Dynamic Gait Monitoring Mobile Platform
Robin Amsters (Katholieke Universiteit Leuven)
Ali Bin Junaid (Katholieke Universiteit Leuven)
Nick Damen (Katholieke Universiteit Leuven)
Jeroen Van de Laer (Katholieke Universiteit Leuven)
Benjamin Filtjens (Katholieke Universiteit Leuven)
Bart Vanrumste (Katholieke Universiteit Leuven)

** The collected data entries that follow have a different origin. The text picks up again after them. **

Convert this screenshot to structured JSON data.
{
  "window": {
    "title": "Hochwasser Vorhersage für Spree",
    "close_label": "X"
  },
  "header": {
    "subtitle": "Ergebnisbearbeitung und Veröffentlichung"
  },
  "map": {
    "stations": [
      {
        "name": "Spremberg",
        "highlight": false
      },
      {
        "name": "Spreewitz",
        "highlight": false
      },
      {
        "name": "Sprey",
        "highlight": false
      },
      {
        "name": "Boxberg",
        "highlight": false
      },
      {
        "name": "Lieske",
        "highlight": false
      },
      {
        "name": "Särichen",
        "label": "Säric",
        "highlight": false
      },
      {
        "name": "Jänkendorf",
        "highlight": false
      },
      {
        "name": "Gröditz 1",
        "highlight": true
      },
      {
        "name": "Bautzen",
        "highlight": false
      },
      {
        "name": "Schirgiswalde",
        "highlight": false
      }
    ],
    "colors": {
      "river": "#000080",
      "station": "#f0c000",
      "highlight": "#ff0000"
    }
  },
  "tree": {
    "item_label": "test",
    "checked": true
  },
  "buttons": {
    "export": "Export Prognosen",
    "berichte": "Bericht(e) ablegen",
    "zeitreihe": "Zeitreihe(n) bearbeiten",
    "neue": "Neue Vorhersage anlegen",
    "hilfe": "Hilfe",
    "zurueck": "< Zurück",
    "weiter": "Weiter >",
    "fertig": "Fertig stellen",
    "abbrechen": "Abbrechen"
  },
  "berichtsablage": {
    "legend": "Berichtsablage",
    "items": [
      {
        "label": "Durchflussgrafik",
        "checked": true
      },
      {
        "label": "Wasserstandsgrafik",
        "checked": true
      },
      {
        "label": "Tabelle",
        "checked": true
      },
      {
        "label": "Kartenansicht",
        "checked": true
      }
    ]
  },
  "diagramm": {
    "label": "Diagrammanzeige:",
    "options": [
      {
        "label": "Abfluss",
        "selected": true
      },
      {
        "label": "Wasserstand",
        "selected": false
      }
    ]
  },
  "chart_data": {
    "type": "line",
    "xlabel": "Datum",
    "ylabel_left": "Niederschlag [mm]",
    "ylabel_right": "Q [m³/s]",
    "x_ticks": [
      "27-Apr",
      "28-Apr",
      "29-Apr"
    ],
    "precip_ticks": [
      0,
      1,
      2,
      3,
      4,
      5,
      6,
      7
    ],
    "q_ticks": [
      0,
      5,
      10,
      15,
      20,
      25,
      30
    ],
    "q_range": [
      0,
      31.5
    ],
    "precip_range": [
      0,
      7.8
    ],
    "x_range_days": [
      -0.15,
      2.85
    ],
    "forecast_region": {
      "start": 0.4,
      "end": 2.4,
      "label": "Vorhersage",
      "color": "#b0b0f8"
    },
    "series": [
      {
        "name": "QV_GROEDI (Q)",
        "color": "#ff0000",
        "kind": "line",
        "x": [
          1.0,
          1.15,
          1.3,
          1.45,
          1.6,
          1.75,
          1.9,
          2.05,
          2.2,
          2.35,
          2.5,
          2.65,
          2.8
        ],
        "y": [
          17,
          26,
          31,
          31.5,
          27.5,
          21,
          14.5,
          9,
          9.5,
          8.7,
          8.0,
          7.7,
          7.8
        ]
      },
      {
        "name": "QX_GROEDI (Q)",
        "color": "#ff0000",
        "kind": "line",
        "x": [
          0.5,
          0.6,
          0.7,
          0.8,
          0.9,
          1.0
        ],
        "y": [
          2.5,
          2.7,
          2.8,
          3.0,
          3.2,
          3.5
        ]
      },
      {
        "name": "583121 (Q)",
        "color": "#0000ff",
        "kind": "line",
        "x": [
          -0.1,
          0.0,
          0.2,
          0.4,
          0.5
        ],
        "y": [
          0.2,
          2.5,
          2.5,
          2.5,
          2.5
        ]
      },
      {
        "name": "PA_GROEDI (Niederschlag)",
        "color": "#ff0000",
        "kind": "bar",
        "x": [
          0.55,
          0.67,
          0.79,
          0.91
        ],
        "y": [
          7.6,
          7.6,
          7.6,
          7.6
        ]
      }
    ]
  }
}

Peter Slaets (Katholieke Universiteit Leuven)
More Info
expand_more
Abstract
Human gait is an important indicator of health. Existing gait analysis systems are either expensive, intrusive, or require structured environments such as a clinic or a laboratory. In this research, a low-cost, non-obtrusive, dynamic gait monitoring platform is presented. By utilizing a mobile robot equipped with a Kinect sensor, comprehensive gait information can be extracted. The mobile platform tracks the skeletal joint movements while following the person. The acquired skeletal joint data is filtered to improve detection. Gait parameters such as step length, cadence and gait cycle time are extracted by processing the filtered data. The proposed approach was validated by using a VICON motion capture system. Results show that the proposed system is able to accurately detect gait parameters but requires a calibration procedure. Even though the camera is moving while tracking, the performance is on par with existing works. Step times can be detected with an average accuracy of around 10 milliseconds. Step length can be detected with an average accuracy of a few centimeters.